La Cour d’appel de Paris (CA Paris, 10 sept. 2008, Juris-Data n°371740) a eu à connaître d’une affaire où aucune clause ne prévoyait expressément la remise de l’ameublement au franchiseur, mais où une clause imposait la remise au franchiseur tout les éléments caractéristiques de l’image du réseau définis par le cahier des charges. Après avoir constaté que le mobilier était défini par le cahier des charges, la Cour d’appel a condamné le franchisé à remettre celui-ci au franchiseur.

Le renvoi par la clause relative à la restitution des signes distinctifs au cahier des charges permet ainsi de protéger les éléments mentionnés dans ce document alors même qu’ils ne seraient pas désignés directement dans ladite clause.

VI. Le développement des réseaux à l’étranger

L’enquête réalisée à l’initiative de la Fédération française de la franchise, de la Banque Populaire et de Réussir – l’Express Le Figaro a révélé que près d’un tiers des réseaux français se développe à l’international. En outre, un quart des réseaux ont l’intention de s’ouvrir au développement international au cours des deux prochaines années.

Les franchises françaises se développent essentiellement en Union Européenne et en Afrique du Nord, mais s’étendent de façon croissante plus loin, notamment en Amérique Latine et en Asie.

L’enquête relève par ailleurs que les réseaux se développant à l’international sont essentiellement les réseaux de distribution, les réseaux anciens et les réseaux générant un chiffre d’affaires supérieur à 10 millions d’euros (Source : Enquête annuelle 2008 – Banque Populaire – FFF – Réussir L’Epress Le Figaro, p. 44). Les secteurs dans lesquelles les franchises françaises s’exportent le plus sont l’équipement de la personne (54,6 % des réseaux), le nettoyage (42,8 % des réseaux) les hôtels (33,3 % des réseaux) et l’équipement de la maison (31,8 % des réseaux)

Enfin, l’enquête révèle que plus des trois-quarts des réseaux connaissant un développement international ont choisi la voie de la master-franchise ou de la franchise directe. Une faible minorité (3 %) a choisi le succursalisme.

On observe donc que le système de la joint-venture (ou coentreprise) est encore peu employé.
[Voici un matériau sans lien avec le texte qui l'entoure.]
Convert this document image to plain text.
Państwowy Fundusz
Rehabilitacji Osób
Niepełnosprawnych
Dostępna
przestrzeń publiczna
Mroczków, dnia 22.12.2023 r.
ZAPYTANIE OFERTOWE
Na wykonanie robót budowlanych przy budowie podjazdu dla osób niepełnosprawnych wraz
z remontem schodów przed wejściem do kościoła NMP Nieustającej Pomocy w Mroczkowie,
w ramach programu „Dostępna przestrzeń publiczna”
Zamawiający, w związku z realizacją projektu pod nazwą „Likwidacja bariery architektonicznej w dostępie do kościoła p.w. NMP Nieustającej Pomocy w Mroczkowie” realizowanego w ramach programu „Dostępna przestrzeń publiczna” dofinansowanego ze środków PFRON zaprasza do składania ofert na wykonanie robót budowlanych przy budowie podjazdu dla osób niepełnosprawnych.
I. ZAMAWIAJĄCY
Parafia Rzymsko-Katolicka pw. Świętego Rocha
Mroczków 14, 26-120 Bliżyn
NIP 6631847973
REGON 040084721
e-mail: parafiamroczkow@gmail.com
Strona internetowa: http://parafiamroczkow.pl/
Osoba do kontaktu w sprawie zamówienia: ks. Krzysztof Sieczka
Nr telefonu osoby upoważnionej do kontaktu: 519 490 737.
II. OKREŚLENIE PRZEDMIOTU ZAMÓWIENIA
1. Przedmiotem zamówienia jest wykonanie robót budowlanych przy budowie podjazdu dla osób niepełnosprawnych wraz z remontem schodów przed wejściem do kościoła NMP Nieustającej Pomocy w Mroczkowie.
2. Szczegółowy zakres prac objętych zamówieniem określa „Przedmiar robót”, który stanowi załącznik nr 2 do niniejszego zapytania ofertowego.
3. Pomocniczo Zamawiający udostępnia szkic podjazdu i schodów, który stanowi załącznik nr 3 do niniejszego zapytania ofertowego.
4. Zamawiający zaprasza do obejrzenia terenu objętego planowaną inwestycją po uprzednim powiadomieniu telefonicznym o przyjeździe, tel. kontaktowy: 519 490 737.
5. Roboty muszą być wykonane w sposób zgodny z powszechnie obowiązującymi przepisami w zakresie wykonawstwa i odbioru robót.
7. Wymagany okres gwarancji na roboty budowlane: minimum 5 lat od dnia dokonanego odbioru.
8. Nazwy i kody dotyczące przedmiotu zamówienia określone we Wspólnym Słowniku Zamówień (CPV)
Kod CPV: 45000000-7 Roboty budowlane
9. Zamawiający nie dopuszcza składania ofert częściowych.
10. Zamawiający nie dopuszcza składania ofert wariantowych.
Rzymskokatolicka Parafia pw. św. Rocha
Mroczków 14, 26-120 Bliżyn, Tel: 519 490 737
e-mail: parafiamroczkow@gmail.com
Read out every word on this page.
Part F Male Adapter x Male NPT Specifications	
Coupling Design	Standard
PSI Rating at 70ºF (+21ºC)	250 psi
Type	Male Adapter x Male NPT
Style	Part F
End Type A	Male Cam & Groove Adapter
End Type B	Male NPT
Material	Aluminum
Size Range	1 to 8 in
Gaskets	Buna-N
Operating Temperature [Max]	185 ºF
Il s’agit là pourtant d’un système très souple permettant d’allier la plupart des avantages de la masterfranchise et du succursalisme. La joint-venture est le groupement par lequel au moins deux entreprises s'associent dans le but de réaliser un projet, en mettant leurs connaissances, leurs technologies ou leurs ressources en commun. Dans la plupart des hypothèses, la joint-venture aboutit à la création d’une société entre les partenaires.

Les parties sont libres de déterminer les termes de leur accord, selon les avantages qu’elles souhaitent recueillir. Cette méthode, très souple, est donc susceptible d’aboutir à un nombre infini d’accords. On peut distinguer trois types principaux de co-entreprises :

  • la société créée avec un partenaire local ; le réseau est dirigé sur place par une personne ayant une bonne connaissance du territoire d’implantation et de ses spécificités, comme dans le cadre de la master-franchise ; le franchiseur peut exercer un contrôle sur l’opérateur local, qui n’a pas l’indépendance du master-franchisé ; enfin, l’investissement, partagé, est moins lourd que dans le succursalisme;
  • la société créée avec un partenaire financier : cette formule permet de financer le succursalisme, et donc d’accélérer le développement du réseau par des succursales malgré l’investissement important que ce système représente;
  • la société créée avec un réseau ayant un objet complémentaire : ce système, tout comme le succursalisme, est couteux ; cependant, les objets complémentaires des concepts jumelés et la limitation des risques présentent sur ce mode de développement un avantage certain.